Dr. Christopher Gobler, endowed chair of Coastal Ecology and Conservation, School of Marine and Atmospheric Sciences, and director of New York State Center for Clean Water Technology at Stony Brook University, said, “The strength of this plan is the incredibly strong and sound science on which it is based. The county has taken what may be the largest and most comprehensive water quality data set generated by any county in the country and has generated a robust, comprehensive, and forward-thinking plan to restore Suffolk County’s most vital resource: its drinking water and surface waters.

He continued: “While I have spent my career documenting the degradation of Long Island’s fisheries and aquatic habitats, it is inspiring to finally see a plan designed and implemented that will reverse course on decades of negative trajectories.

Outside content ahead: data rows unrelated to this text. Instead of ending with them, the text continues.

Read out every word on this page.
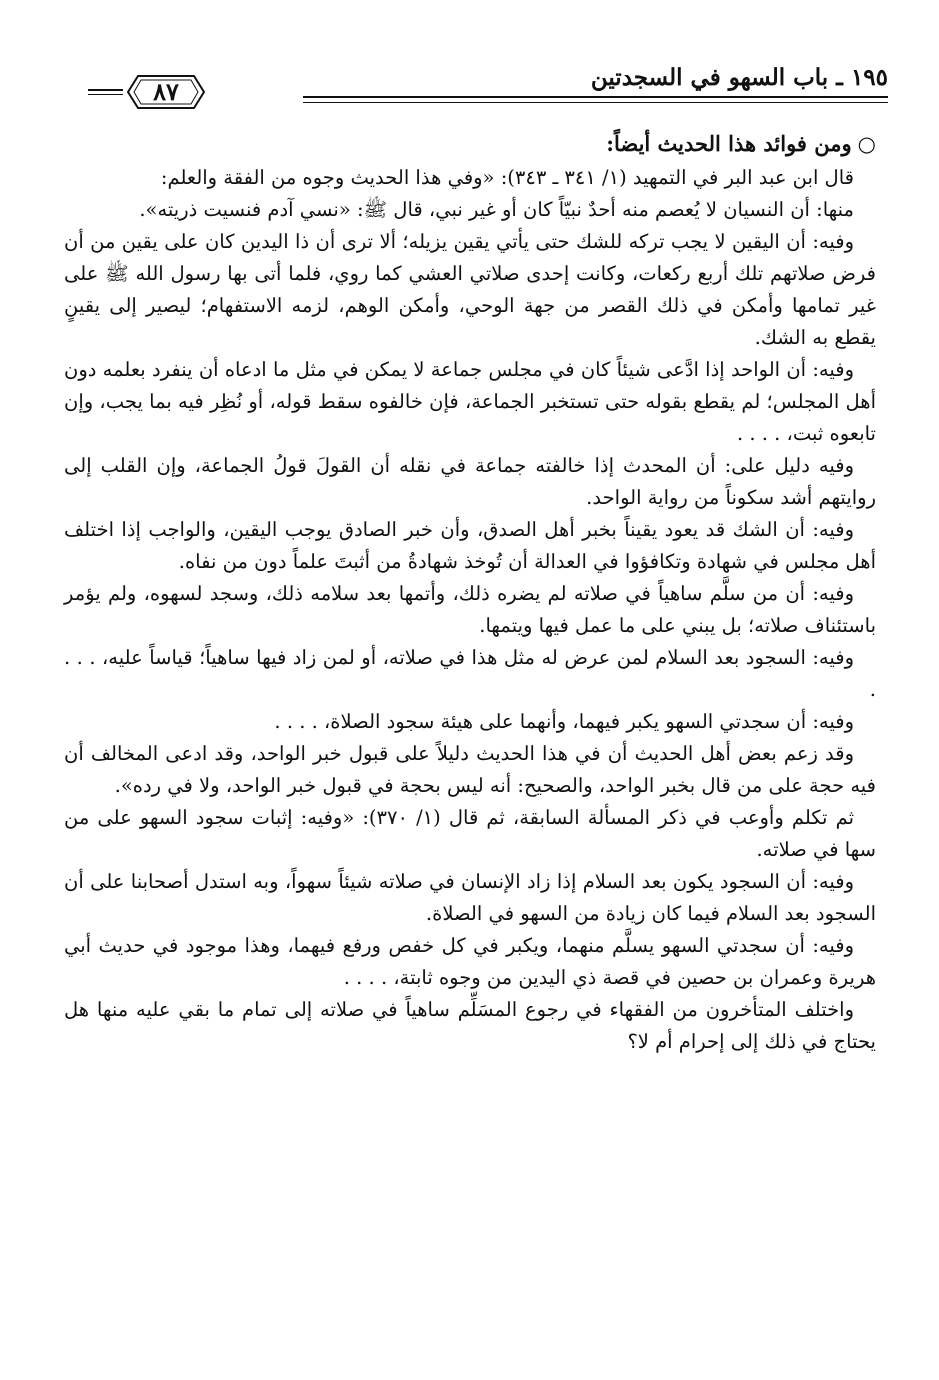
١٩٥ ـ باب السهو في السجدتين
٨٧

○ومن فوائد هذا الحديث أيضاً:

قال ابن عبد البر في التمهيد (١/ ٣٤١ ـ ٣٤٣): «وفي هذا الحديث وجوه من الفقة والعلم:

منها: أن النسيان لا يُعصم منه أحدٌ نبيّاً كان أو غير نبي، قال ﷺ: «نسي آدم فنسيت ذريته».

وفيه: أن اليقين لا يجب تركه للشك حتى يأتي يقين يزيله؛ ألا ترى أن ذا اليدين كان على يقين من أن فرض صلاتهم تلك أربع ركعات، وكانت إحدى صلاتي العشي كما روي، فلما أتى بها رسول الله ﷺ على غير تمامها وأمكن في ذلك القصر من جهة الوحي، وأمكن الوهم، لزمه الاستفهام؛ ليصير إلى يقينٍ يقطع به الشك.

وفيه: أن الواحد إذا ادَّعى شيئاً كان في مجلس جماعة لا يمكن في مثل ما ادعاه أن ينفرد بعلمه دون أهل المجلس؛ لم يقطع بقوله حتى تستخبر الجماعة، فإن خالفوه سقط قوله، أو نُظِر فيه بما يجب، وإن تابعوه ثبت، . . . .

وفيه دليل على: أن المحدث إذا خالفته جماعة في نقله أن القولَ قولُ الجماعة، وإن القلب إلى روايتهم أشد سكوناً من رواية الواحد.

وفيه: أن الشك قد يعود يقيناً بخبر أهل الصدق، وأن خبر الصادق يوجب اليقين، والواجب إذا اختلف أهل مجلس في شهادة وتكافؤوا في العدالة أن تُوخذ شهادةُ من أثبتَ علماً دون من نفاه.

وفيه: أن من سلَّم ساهياً في صلاته لم يضره ذلك، وأتمها بعد سلامه ذلك، وسجد لسهوه، ولم يؤمر باستئناف صلاته؛ بل يبني على ما عمل فيها ويتمها.

وفيه: السجود بعد السلام لمن عرض له مثل هذا في صلاته، أو لمن زاد فيها ساهياً؛ قياساً عليه، . . . .

وفيه: أن سجدتي السهو يكبر فيهما، وأنهما على هيئة سجود الصلاة، . . . .

وقد زعم بعض أهل الحديث أن في هذا الحديث دليلاً على قبول خبر الواحد، وقد ادعى المخالف أن فيه حجة على من قال بخبر الواحد، والصحيح: أنه ليس بحجة في قبول خبر الواحد، ولا في رده».

ثم تكلم وأوعب في ذكر المسألة السابقة، ثم قال (١/ ٣٧٠): «وفيه: إثبات سجود السهو على من سها في صلاته.

وفيه: أن السجود يكون بعد السلام إذا زاد الإنسان في صلاته شيئاً سهواً، وبه استدل أصحابنا على أن السجود بعد السلام فيما كان زيادة من السهو في الصلاة.

وفيه: أن سجدتي السهو يسلَّم منهما، ويكبر في كل خفص ورفع فيهما، وهذا موجود في حديث أبي هريرة وعمران بن حصين في قصة ذي اليدين من وجوه ثابتة، . . . .

واختلف المتأخرون من الفقهاء في رجوع المسَلِّم ساهياً في صلاته إلى تمام ما بقي عليه منها هل يحتاج في ذلك إلى إحرام أم لا؟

The citizens of Suffolk County will reap the benefits of this plan for decades to come.”

“The Subwatersheds Wastewater Plan is a significant piece of work and will serve as an invaluable tool as we move forward with implementing Suffolk County’s Septic Improvement Program and cleaning up our ground and surface waters,” Suffolk County Legislator Al Krupski said. “This was a long and deliberative process and there are many people to thank, including members of Suffolk County Economic Development and Planning and the Division of Environmental Quality, as well as County Executive Steve Bellone, who had the vision to recognize the impact of nitrogen pollution and the resolve to move forward with finding solutions.”

Suffolk County Legislator Bridget Fleming said, “Science tells us that nitrogen from outdated septic systems is the leading cause of contamination of our groundwater, which then spreads into our bays, gravely impacting our entire ecosystem. In the face of this crisis, I applaud County Executive Bellone and the Suffolk County Department of Health Services for taking the lead with this groundbreaking, science-based plan, which targets priority areas within Suffolk County to save our drinking water and our critical marine resources,” she said.

“I’m proud to have been part of this vital undertaking, and I look forward to continuing the work required to support the effort.”